De modo que constantemente ha estado al servicio del público, y por motivo de su manera franca se ha gran­jeado el amor, confianza y estimación de toda la comu­nidad. Es amigo del pueblo, es fácil tener comunicación con él, es un sabio consejero, un hombre de amplias miras y al contrario de la primera impresión que uno se forma, es un hombre cuyos sentimientos fácilmente se conmueven. Es un reflejo de lo mejor del carácter del pueblo mormón; está acostumbrado a las penalidades, es paciente de las tribulaciones, temeroso de Dios, abne­gado, lleno de amor por la raza humana, potente en fuer­za moral, mental y física.

La del Presidente Joseph F. Smith es impotente. Ac­tualmente (1901), casi al fin de sesenta y dos años de vida, es alto, erguido, bien formado y de estatura simé­trica. La nariz y facciones son prominentes. Cuando ha­bla, fija de lleno sobre el escuchante sus amplios y nítidos ojos de color castaño.
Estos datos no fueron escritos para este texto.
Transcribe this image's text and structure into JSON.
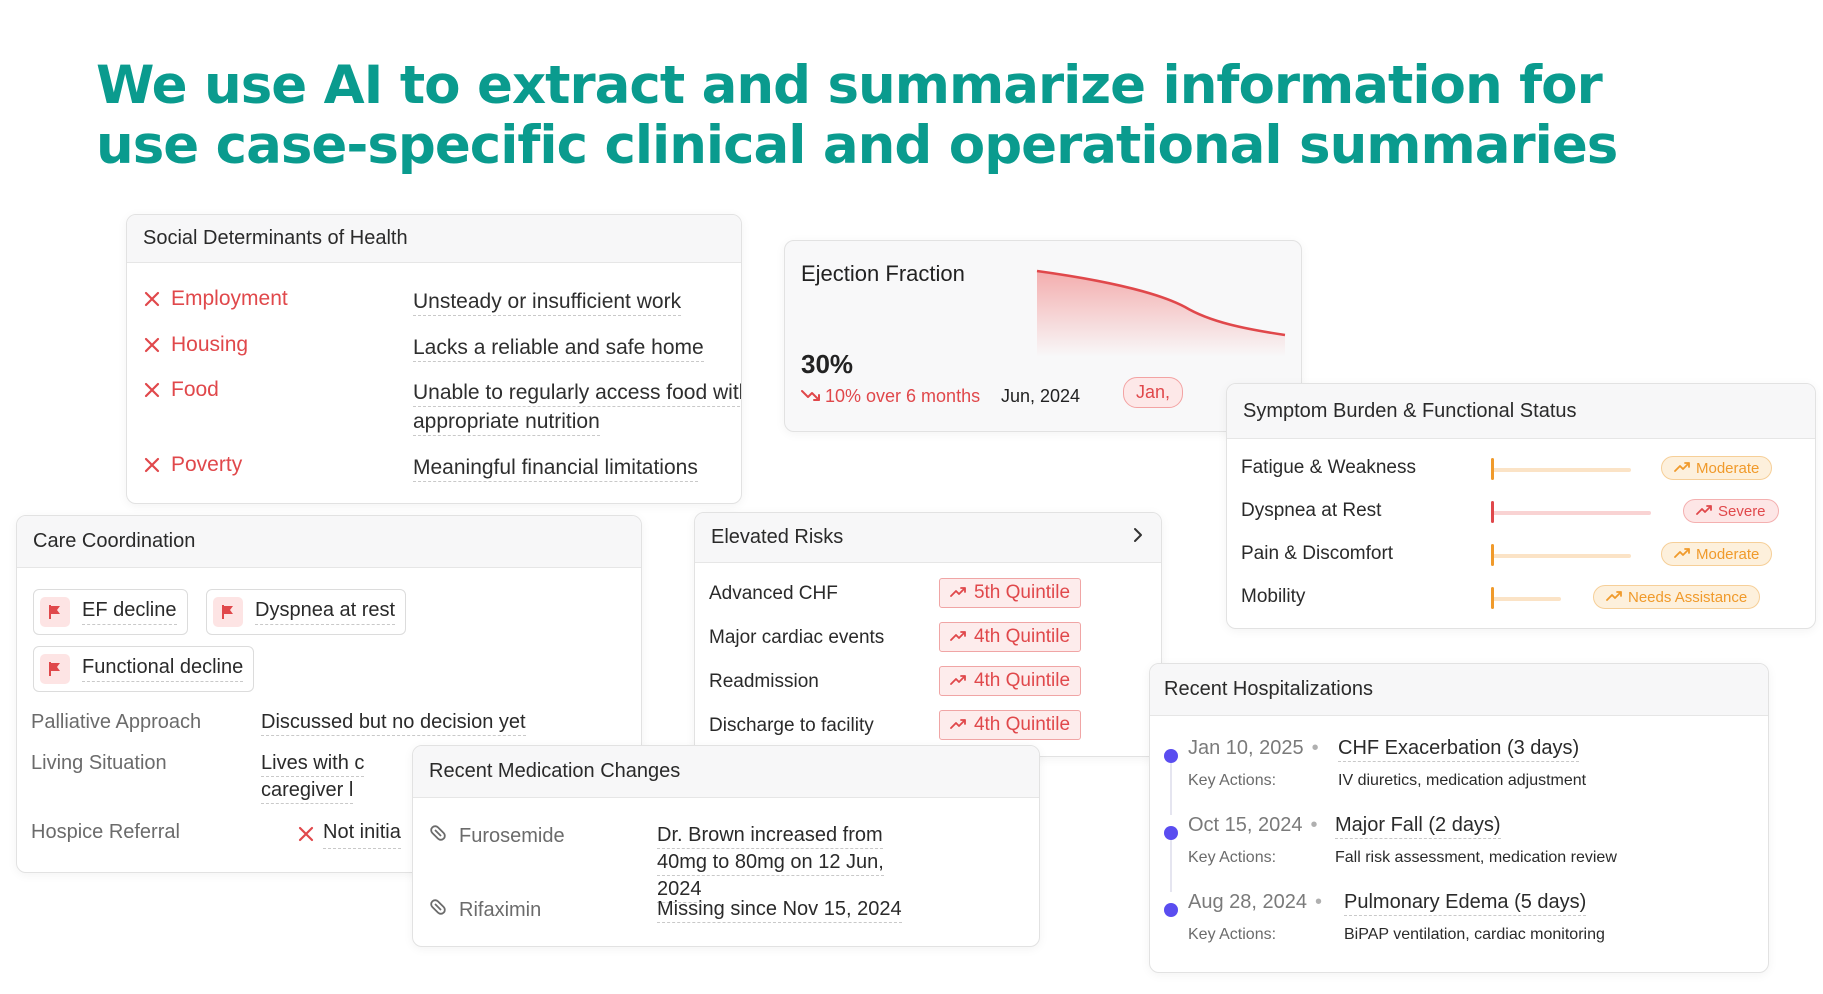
{
  "headline": {
    "line1": "We use AI to extract and summarize information for",
    "line2": "use case-specific clinical and operational summaries"
  },
  "colors": {
    "brand": "#0a9b8e",
    "alert_red": "#e0484b",
    "warning_orange": "#f09a2b",
    "timeline_purple": "#5a4df0"
  },
  "sdoh": {
    "title": "Social Determinants of Health",
    "items": [
      {
        "label": "Employment",
        "value": "Unsteady or insufficient work",
        "icon": "x-icon"
      },
      {
        "label": "Housing",
        "value": "Lacks a reliable and safe home",
        "icon": "x-icon"
      },
      {
        "label": "Food",
        "value": "Unable to regularly access food with appropriate nutrition",
        "icon": "x-icon"
      },
      {
        "label": "Poverty",
        "value": "Meaningful financial limitations",
        "icon": "x-icon"
      }
    ]
  },
  "ejection_fraction": {
    "title": "Ejection Fraction",
    "value": "30%",
    "change": "10% over 6 months",
    "change_icon": "trend-down-icon",
    "date_start": "Jun, 2024",
    "date_end": "Jan,"
  },
  "symptom_burden": {
    "title": "Symptom Burden & Functional Status",
    "items": [
      {
        "label": "Fatigue & Weakness",
        "status": "Moderate",
        "level": "moderate",
        "icon": "trend-up-icon"
      },
      {
        "label": "Dyspnea at Rest",
        "status": "Severe",
        "level": "severe",
        "icon": "trend-up-icon"
      },
      {
        "label": "Pain & Discomfort",
        "status": "Moderate",
        "level": "moderate",
        "icon": "trend-up-icon"
      },
      {
        "label": "Mobility",
        "status": "Needs Assistance",
        "level": "assist",
        "icon": "trend-up-icon"
      }
    ]
  },
  "care_coordination": {
    "title": "Care Coordination",
    "flags": [
      "EF decline",
      "Dyspnea at rest",
      "Functional decline"
    ],
    "flag_icon": "flag-icon",
    "fields": [
      {
        "label": "Palliative Approach",
        "value": "Discussed but no decision yet"
      },
      {
        "label": "Living Situation",
        "value_line1": "Lives with c",
        "value_line2": "caregiver l"
      },
      {
        "label": "Hospice Referral",
        "value": "Not initia",
        "icon": "x-icon"
      }
    ]
  },
  "elevated_risks": {
    "title": "Elevated Risks",
    "chevron_icon": "chevron-right-icon",
    "items": [
      {
        "label": "Advanced CHF",
        "badge": "5th Quintile"
      },
      {
        "label": "Major cardiac events",
        "badge": "4th Quintile"
      },
      {
        "label": "Readmission",
        "badge": "4th Quintile"
      },
      {
        "label": "Discharge to facility",
        "badge": "4th Quintile"
      }
    ],
    "badge_icon": "trend-up-icon"
  },
  "medications": {
    "title": "Recent Medication Changes",
    "pill_icon": "pill-icon",
    "items": [
      {
        "name": "Furosemide",
        "change": "Dr. Brown increased from 40mg to 80mg on 12 Jun, 2024"
      },
      {
        "name": "Rifaximin",
        "change": "Missing since Nov 15, 2024"
      }
    ]
  },
  "hospitalizations": {
    "title": "Recent Hospitalizations",
    "key_label": "Key Actions:",
    "items": [
      {
        "date": "Jan 10, 2025",
        "event": "CHF Exacerbation (3 days)",
        "actions": "IV diuretics, medication adjustment"
      },
      {
        "date": "Oct 15, 2024",
        "event": "Major Fall (2 days)",
        "actions": "Fall risk assessment, medication review"
      },
      {
        "date": "Aug 28, 2024",
        "event": "Pulmonary Edema (5 days)",
        "actions": "BiPAP ventilation, cardiac monitoring"
      }
    ]
  }
}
Corona su grande cabeza una abun­dante cabellera, de color oscuro en su juventud, pero hoy, al igual que su barba poblada, matizada por una rociada liberal de cabello cano. Al conversar con él uno queda forzosamente impresionado con los bruscos cambios en la apariencia de su rostro, según las diversas influencias de su mente; ahora intensamente presente, con un interés entusiasta y pueril en asuntos y contornos inmediatos; ahora ausente, la nobleza de su semblante fija en esa sincera casi grave, majestad de expresión tan caracterís­tica de sus retratos, tan indicativa de la severidad de las condiciones y ambiente de sus primeros años.
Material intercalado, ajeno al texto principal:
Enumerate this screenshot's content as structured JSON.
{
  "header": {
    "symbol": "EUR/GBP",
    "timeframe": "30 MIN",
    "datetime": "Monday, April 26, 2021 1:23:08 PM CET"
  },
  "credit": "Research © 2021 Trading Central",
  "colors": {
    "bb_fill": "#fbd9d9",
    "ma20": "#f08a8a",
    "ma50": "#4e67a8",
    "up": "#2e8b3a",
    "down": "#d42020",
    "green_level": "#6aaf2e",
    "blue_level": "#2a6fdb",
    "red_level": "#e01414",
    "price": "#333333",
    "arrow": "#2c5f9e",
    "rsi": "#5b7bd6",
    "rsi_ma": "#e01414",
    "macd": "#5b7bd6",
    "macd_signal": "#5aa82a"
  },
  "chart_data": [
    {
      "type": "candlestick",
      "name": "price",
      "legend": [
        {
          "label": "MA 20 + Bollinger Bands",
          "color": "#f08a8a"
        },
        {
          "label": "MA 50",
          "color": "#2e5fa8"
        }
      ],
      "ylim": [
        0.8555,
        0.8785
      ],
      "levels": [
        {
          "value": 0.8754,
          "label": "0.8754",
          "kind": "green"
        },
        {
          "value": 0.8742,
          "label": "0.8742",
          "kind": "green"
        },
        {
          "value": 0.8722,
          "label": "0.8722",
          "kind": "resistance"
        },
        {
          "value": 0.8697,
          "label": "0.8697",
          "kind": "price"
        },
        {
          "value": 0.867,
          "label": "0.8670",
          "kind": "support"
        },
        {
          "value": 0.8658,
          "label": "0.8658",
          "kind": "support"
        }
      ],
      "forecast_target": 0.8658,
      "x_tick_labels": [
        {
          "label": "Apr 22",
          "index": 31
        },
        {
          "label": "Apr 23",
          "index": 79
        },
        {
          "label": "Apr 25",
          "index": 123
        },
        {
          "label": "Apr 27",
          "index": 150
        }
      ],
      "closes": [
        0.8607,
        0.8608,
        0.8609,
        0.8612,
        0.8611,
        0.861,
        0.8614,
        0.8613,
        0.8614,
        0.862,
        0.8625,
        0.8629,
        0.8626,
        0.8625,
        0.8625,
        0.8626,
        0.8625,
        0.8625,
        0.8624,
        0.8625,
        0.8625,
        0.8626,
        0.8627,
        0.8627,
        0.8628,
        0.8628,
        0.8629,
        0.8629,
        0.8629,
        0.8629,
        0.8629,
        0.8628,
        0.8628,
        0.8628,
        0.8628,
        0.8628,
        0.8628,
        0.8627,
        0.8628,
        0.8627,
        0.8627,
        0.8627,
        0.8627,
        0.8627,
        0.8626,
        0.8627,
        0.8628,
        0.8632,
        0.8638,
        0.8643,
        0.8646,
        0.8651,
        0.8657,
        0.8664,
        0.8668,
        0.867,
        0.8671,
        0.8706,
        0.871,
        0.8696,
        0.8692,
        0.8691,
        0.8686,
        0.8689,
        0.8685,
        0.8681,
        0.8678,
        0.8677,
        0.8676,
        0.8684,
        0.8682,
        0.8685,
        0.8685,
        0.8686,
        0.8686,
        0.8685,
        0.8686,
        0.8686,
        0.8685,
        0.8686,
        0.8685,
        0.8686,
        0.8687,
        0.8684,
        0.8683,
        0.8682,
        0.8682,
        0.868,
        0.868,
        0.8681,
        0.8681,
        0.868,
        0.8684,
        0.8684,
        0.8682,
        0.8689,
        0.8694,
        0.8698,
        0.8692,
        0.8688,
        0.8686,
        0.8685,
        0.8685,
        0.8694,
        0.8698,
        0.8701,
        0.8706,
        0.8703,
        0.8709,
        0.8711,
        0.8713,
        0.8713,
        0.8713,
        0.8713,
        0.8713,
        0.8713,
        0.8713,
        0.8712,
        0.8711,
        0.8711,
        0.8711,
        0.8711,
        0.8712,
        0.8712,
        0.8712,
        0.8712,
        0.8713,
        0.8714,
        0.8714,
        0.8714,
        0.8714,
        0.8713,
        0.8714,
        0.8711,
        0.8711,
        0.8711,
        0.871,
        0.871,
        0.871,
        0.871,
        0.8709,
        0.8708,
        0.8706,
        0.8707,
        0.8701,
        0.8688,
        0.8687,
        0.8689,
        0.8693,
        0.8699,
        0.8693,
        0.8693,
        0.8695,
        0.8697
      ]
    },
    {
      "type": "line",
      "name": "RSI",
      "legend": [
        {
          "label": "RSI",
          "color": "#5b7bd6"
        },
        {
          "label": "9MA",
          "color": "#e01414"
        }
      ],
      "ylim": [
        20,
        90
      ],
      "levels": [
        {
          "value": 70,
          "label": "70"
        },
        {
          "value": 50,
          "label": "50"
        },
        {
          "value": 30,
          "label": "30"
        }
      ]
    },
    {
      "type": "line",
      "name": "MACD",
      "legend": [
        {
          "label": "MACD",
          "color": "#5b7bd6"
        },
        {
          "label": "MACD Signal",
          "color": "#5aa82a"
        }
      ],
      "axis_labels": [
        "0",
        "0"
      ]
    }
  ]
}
Como orador público, su rasgo principal es una since­ridad intensa. Impresiona el oyente con su mensaje más bien por la sinceridad y sencillez de su modo de expre­sarse y la sinceridad honrada de su manera, que por una exhibición aprendida de oratoria o manifestación estu­diada de lógica. Llega al corazón de la gente con la sen­cilla elocuencia de uno que está convencido en sí mismo de la verdad presentada. Es un pilar de fuerza en la Igle­sia, completamente impregnado de las verdades del evan­gelio y del divino origen de la gran obra de Dios de los postreros días. Su vida entera y testimonio son una inspiración para los jóvenes.
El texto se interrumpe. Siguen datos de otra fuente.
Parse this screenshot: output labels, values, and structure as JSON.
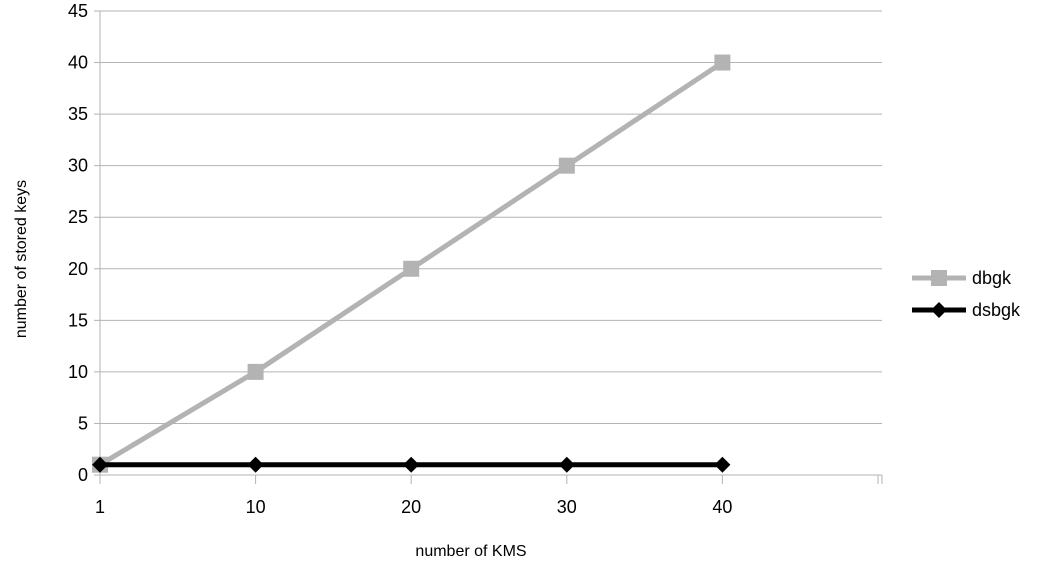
{
  "chart_data": {
    "type": "line",
    "categories": [
      "1",
      "10",
      "20",
      "30",
      "40"
    ],
    "series": [
      {
        "name": "dbgk",
        "values": [
          1,
          10,
          20,
          30,
          40
        ],
        "color": "#b3b3b3",
        "marker": "square"
      },
      {
        "name": "dsbgk",
        "values": [
          1,
          1,
          1,
          1,
          1
        ],
        "color": "#000000",
        "marker": "diamond"
      }
    ],
    "xlabel": "number of KMS",
    "ylabel": "number of stored keys",
    "ylim": [
      0,
      45
    ],
    "yticks": [
      "0",
      "5",
      "10",
      "15",
      "20",
      "25",
      "30",
      "35",
      "40",
      "45"
    ],
    "grid": "horizontal",
    "legend_position": "right"
  }
}
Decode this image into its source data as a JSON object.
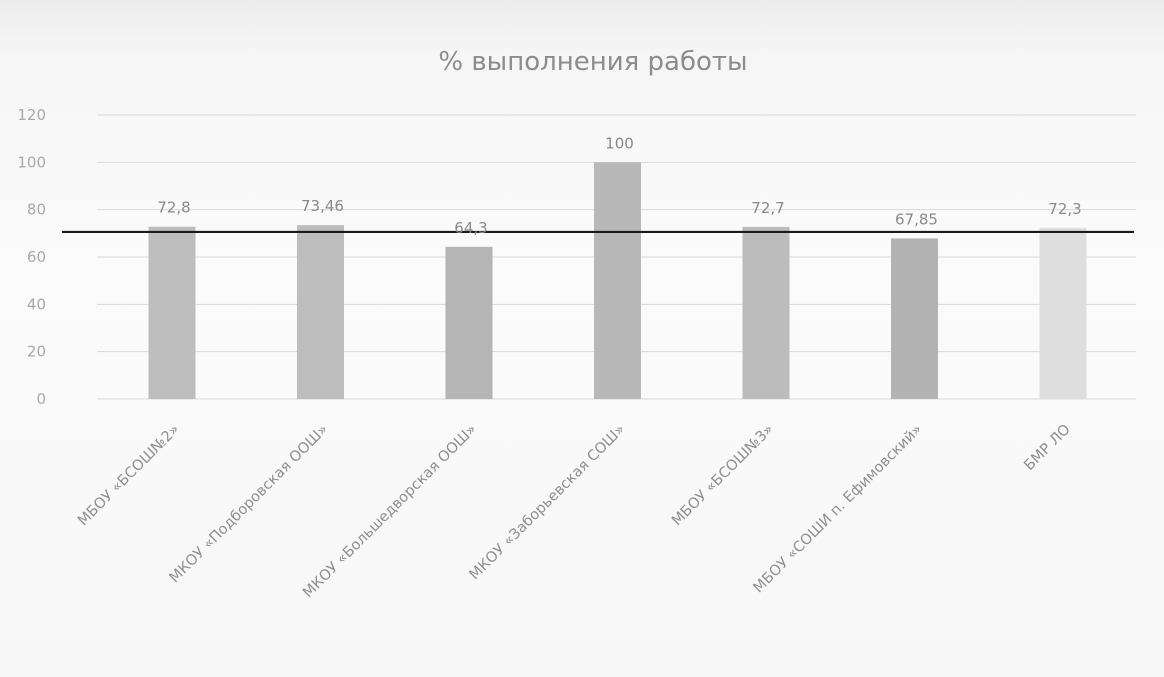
{
  "chart_data": {
    "type": "bar",
    "title": "% выполнения работы",
    "categories": [
      "МБОУ «БСОШ№2»",
      "МКОУ «Подборовская ООШ»",
      "МКОУ «Большедворская ООШ»",
      "МКОУ «Заборьевская СОШ»",
      "МБОУ «БСОШ№3»",
      "МБОУ «СОШИ п. Ефимовский»",
      "БМР ЛО"
    ],
    "values": [
      72.8,
      73.46,
      64.3,
      100,
      72.7,
      67.85,
      72.3
    ],
    "data_labels": [
      "72,8",
      "73,46",
      "64,3",
      "100",
      "72,7",
      "67,85",
      "72,3"
    ],
    "bar_colors": [
      "#bdbdbd",
      "#bdbdbd",
      "#b5b5b5",
      "#b8b8b8",
      "#bcbcbc",
      "#b3b3b3",
      "#dedede"
    ],
    "yticks": [
      0,
      20,
      40,
      60,
      80,
      100,
      120
    ],
    "ylim": [
      0,
      120
    ],
    "reference_line": 70.6,
    "xlabel": "",
    "ylabel": "",
    "grid": true,
    "legend": "none"
  }
}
Yo le dije: “Usted conoció a José el Profeta; usted se ha envejecido en la obra de la Iglesia; ¿cuál es su tes­timonio a la juventud de Sion, concerniente a estas co­sas?” Me respondió lenta y deliberadamente:

“Conocí al Profeta José en mi juventud. Me familia­ricé con su casa, con sus hijos y con su familia. Me he sentado sobre sus rodillas, lo he escuchado predicar y re­cuerdo distintamente que estuve presente en la reunión con mi padre (Hyrum Smith), el Profeta José Smith y otros. Desde mi niñez hasta mi juventud creí que era un Profeta de Dios. Desde mi juventud hasta el tiempo pre­sente no he creído que fue Profeta, porque lo he sabido. En otras palabras, mi conocimiento ha reemplazado mi creencia. Recuerdo haberlo visto vestido en uniforme mi­litar al frente de la Legión de Nauvoo. Lo vi cuando cruzó el río (Misisipí), al volver de su viaje proyectado al oeste a las Montañas Rocosas, para ir a su martirio; y vi su cuerpo inerte, junto con el de mi padre, después que fueron asesinados en la cárcel de Carthage, y aún el recuerdo más palpable de la pesadumbre y tristeza de esos días terribles. Creo con todo mi corazón en la misión divina de los profetas del siglo diecinueve, y en la auten­ticidad del Libro de Mormón y en la inspiración del Libro de Doctrinas y Convenios, y espero ser fiel a Dios y al hombre, y no ser falso a mí mismo hasta el fin de mis días.” (Adaptado de Lives of our LeadersThe Apostles, por Edward H. Anderson; JI, febrero de 1900, 35:68- 71; y también Lives of our Leaders – President Joseph F. Smith”, por Edward H. Anderson, | Deseret News de Salt Lake City, 1901] págs. 57-63).